Anda di halaman 1dari 5

*Gema Adzan Menggetarkan Jiwaku!

M. Syamsi Ali

Senin malam lalu, bertepatan dengan hari peringatan kelahiran Dr. Martin
Luther, pejuang hak-hak kesetaraan antar ras di AS, dilangsungkan perhelatan
akbar di Lincoln Center kota New York. Sedikitnya sekitar 2000 penonton
menghadiri acara pertunjukan International Distinguished Concert of New York
(IDCNY) dengan tema “*The Armed for Peace*”.

Acara ini sendiri dikemas sebagai rangkaian memperingati hari kelahiran


Martin Luther sebagai simbol ‘*non violence*’ (anti kekerasan/perang).
Sedangkan acara dengan tema “*The Armed Force for Peace*” dimaksudkan
sebagai tandingan terhadap “the Armed Force for war”, yang akhir-akhir ini
mendominasi berbagai peristiwa dunia kita.

Saya sendiri hadir sebagai undangan tapi sekaligus diminta mengumandangkan


adzan di selah-selah ‘*concert for peace*’ malam itu. Tentu dengan sangat
senang hati saya hadir, apalagi dengan tiket gratis yang konon kabarnya
dijual hingga seratusan UD Dollar itu. Tapi lebih dari itu, bagi saya, yang
lebih menyenangkan lagi adalah kesempatan memperdengarkan sesuatu tentang
Islam, walau itu hanya dengan gema adzan.

Bukan jalannya acara itu yang ingin saya ceritakan. Tapi sesuatu yang jauh
lebih menarik dari segalanya.

Ternyata, diam-diam gema adzan yang saya lantungkan malam itu menjadi
penyebab hidayah bagi seseorang. Dari dua ribuan hadirin itu, Allah memilih
salah seorang di antara mereka untuk dibimbing menuju ridhoNya lewat
kumandang adzan itu. Orang tersebut baru pagi ini, Rabu, datang ke Islamic
Center dan menyampaikan perasaannya di saat adzan dikumandangkan malam itu.
Saya baru tiba di Islamic Center ketika sekretaris menelpon ‘*ya sheikh, ada
seseorang ingin konsultasi*’. Normalnya saya tidak menerima tamu, kecuali
jika sangat penting, sebelum shalat Dhuhur. ‘*Can she wait until Dhuhr*?’,
tanya saya. ‘*She said, she is in a hurry*’, sekretaris menyempaikan setelah
menanyakan kepada yang bersangkutan. ‘*Let her come to my office*’, kataku.

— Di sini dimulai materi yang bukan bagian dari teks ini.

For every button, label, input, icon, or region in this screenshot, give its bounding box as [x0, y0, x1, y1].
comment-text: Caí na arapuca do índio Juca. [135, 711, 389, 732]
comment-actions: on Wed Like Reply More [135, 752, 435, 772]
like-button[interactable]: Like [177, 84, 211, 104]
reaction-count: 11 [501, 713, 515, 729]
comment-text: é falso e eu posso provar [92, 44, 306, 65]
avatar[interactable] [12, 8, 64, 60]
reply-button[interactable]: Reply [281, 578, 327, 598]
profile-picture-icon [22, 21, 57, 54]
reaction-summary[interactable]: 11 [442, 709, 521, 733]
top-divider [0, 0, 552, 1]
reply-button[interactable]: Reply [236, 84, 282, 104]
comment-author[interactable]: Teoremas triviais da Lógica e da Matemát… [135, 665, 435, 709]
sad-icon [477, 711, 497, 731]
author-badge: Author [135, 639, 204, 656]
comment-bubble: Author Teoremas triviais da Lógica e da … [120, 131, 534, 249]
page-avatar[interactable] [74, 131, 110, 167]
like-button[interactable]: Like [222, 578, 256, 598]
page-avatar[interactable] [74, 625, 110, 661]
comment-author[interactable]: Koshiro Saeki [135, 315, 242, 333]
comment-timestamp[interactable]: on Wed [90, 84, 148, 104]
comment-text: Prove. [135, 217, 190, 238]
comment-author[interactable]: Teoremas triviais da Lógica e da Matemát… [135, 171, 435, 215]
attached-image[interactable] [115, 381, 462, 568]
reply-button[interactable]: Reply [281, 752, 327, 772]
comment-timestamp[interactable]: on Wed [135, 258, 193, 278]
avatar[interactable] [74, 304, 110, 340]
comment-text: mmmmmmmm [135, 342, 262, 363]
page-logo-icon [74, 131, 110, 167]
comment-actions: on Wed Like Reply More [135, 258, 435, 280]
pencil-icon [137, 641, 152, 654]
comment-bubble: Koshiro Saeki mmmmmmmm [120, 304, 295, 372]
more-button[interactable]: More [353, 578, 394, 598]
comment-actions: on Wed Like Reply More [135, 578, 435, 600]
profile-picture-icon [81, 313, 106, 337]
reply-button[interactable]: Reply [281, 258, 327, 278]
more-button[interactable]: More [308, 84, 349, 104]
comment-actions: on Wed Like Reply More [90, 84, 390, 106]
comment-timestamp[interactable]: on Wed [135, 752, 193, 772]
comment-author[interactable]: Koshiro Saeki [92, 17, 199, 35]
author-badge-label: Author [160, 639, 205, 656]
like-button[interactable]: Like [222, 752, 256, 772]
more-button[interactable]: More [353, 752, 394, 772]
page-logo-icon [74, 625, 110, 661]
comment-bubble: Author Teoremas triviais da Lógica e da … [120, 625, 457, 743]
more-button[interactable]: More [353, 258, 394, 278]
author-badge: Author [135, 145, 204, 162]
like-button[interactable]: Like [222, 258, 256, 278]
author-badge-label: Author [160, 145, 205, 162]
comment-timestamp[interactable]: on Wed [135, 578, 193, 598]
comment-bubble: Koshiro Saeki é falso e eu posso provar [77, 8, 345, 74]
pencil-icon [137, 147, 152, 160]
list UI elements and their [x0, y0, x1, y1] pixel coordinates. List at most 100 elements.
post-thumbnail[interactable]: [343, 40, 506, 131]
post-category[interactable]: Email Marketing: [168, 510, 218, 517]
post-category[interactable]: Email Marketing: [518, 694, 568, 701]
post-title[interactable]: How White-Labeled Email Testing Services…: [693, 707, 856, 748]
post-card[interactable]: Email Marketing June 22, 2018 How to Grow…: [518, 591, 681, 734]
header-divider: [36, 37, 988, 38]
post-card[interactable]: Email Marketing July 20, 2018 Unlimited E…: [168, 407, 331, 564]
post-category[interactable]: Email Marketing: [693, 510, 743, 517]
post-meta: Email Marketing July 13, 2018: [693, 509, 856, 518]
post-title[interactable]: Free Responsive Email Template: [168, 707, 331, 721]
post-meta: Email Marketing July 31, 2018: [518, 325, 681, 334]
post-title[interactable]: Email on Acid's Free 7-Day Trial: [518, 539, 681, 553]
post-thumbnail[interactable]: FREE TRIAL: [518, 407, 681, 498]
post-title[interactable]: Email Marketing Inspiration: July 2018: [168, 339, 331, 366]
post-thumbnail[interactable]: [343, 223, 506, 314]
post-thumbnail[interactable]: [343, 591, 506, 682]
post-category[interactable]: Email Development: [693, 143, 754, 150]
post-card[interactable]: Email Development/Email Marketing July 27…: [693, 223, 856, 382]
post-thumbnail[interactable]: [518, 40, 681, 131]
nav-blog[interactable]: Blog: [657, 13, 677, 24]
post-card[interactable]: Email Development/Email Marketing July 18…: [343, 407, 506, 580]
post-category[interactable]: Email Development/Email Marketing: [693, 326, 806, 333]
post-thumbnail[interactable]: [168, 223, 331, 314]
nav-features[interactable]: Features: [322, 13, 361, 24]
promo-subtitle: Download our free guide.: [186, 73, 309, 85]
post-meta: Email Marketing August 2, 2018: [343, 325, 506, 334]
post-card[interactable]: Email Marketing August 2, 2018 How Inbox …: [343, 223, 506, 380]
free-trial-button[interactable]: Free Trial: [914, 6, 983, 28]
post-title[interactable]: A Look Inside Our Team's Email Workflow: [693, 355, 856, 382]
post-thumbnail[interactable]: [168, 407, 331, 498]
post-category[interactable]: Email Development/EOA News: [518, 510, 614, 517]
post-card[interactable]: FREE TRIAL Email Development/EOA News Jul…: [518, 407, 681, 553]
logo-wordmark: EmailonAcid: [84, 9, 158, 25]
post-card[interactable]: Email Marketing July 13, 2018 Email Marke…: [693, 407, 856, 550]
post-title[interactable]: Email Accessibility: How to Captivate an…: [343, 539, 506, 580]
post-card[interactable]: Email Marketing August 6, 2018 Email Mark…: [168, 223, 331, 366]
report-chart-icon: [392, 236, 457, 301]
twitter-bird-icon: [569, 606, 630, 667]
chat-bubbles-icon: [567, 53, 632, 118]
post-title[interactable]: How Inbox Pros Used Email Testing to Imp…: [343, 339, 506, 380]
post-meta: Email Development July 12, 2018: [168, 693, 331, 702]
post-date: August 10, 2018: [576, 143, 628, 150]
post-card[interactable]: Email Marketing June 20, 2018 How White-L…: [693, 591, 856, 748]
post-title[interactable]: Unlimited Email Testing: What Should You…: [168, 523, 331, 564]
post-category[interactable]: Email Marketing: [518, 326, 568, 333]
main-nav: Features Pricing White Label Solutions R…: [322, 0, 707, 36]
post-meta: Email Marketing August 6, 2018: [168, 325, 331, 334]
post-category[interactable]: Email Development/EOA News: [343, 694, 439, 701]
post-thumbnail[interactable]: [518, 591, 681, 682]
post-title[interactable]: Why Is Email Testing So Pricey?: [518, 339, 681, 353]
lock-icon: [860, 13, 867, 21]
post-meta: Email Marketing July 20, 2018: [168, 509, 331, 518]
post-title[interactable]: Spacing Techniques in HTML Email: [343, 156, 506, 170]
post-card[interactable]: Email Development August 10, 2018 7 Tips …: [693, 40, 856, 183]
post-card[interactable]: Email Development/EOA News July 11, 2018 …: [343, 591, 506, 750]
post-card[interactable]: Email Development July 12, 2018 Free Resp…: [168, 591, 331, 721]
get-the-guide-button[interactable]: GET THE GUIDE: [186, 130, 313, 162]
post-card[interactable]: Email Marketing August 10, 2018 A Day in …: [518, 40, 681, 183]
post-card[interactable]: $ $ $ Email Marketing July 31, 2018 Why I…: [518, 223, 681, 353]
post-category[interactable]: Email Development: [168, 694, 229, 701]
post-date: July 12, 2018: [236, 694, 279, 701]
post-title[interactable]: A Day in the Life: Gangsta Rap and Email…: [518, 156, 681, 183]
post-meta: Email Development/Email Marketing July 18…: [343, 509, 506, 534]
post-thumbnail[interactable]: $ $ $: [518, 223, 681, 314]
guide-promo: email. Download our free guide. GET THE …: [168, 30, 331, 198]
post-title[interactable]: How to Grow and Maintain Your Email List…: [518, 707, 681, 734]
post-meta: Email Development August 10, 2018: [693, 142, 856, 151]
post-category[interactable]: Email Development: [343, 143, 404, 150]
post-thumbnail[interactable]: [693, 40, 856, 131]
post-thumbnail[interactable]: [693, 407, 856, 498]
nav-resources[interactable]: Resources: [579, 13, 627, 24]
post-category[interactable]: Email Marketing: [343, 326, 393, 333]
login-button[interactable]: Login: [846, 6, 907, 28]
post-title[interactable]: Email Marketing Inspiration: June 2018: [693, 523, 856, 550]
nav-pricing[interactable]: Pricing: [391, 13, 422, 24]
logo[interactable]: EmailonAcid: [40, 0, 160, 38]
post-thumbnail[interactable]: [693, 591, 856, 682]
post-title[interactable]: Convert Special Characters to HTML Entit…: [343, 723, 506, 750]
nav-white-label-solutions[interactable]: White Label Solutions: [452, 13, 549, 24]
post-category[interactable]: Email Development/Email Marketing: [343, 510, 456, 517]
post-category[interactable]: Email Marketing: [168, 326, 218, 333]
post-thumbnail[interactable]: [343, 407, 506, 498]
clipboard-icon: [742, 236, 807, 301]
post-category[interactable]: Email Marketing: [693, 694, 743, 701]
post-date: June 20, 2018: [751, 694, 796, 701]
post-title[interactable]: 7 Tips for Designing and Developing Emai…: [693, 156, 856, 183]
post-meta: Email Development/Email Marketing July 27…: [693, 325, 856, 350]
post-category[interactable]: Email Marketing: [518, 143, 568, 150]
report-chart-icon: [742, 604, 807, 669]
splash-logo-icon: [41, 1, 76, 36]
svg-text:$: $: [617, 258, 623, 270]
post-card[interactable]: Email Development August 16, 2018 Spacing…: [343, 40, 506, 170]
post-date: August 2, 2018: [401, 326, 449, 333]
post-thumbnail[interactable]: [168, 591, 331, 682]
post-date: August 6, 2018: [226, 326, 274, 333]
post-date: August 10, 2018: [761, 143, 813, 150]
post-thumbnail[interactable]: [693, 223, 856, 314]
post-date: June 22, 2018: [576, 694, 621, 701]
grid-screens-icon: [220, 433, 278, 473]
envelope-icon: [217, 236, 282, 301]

‘*I am really sorry to bother you early, Imam*’ sapanya ketika memasuki
kantor. ‘*Oh not at all! I just came in and wanted to prepare my short
speech after the Noon prayer today. But it is fine, I think I am ok to meet
with. Thank you for the visit by the way*’, candaku.

Gadis itu nampak percaya diri. Tidak ada keraguan, dan terus memperlihatkan
wajah yang ramah. Mungkin itulah tipe wanita-wanita Amerika, apalagi yang
berpendidikan tinggi. ‘*Hi, what I can do for you today*?’, aku memulai.
‘Sambil menarik napas, dia melihat saya dan mengatakan ‘*I am sure you don’t
know me, but I know you*!’. Saya sedikit terkejut dengan pernyataan itu
karena seolah-olah kehadirannya adalah karena mengenal saya.

‘*Really*?’, kataku lagi. ‘*Had we ever met before*?’, tanyaku seperti nggak
sabaran. ‘*No, but I’ve seen you a few days ago*!’, katanya bersemangat. ‘*
Really*?’, tanyaku lagi. Saya sepertinya nggak percaya sebab memang tidak
ada di benak bahwa hanya dua hari sebelumnya saya tampil di Lincoln Center
untuk mengumandangkan adzan. ‘*Yes, 2 days ago at Lincoln Center*’,
jawabnya.

Barulah saya sadar akan acara penting dua hari sebelumnya itu. ‘*And so,
what I may be helpful to you today*?’, tanyaku. Dengan sedikit mimik yang
serius, namun dengan wajah yang ceria dia menceritakan bahwa sejak bebarapa
bulan terakhir ini dia sedang mendalami Islam. Menurutnya lagi, keinginan
mendalami Islam itu terdorong oleh kenyataan bahwa Islam semakin terekspos
sedemikian rupa di berbagai media massa. ‘*In the beginning, just wanted to
confirm all negative things that have been said about Islam. But the more I
learned about it, the more I interested in it*’, katanya serius.
Karena nampaknya dia sangat tergesa-gesa, saya langsung saja ke poin penting
‘*And so what did you find so far about it*?’, tanyaku memancing. ‘*To be
honest, I do believe that Islam is great. But still I have many questions in
my mine, and I don’t mean any offense*!’, tegasnya.

‘*Oh not at all Miss*!’, kataku. ‘*In fact, those questions might a path for
you to explore this religion even further*’, tegasku.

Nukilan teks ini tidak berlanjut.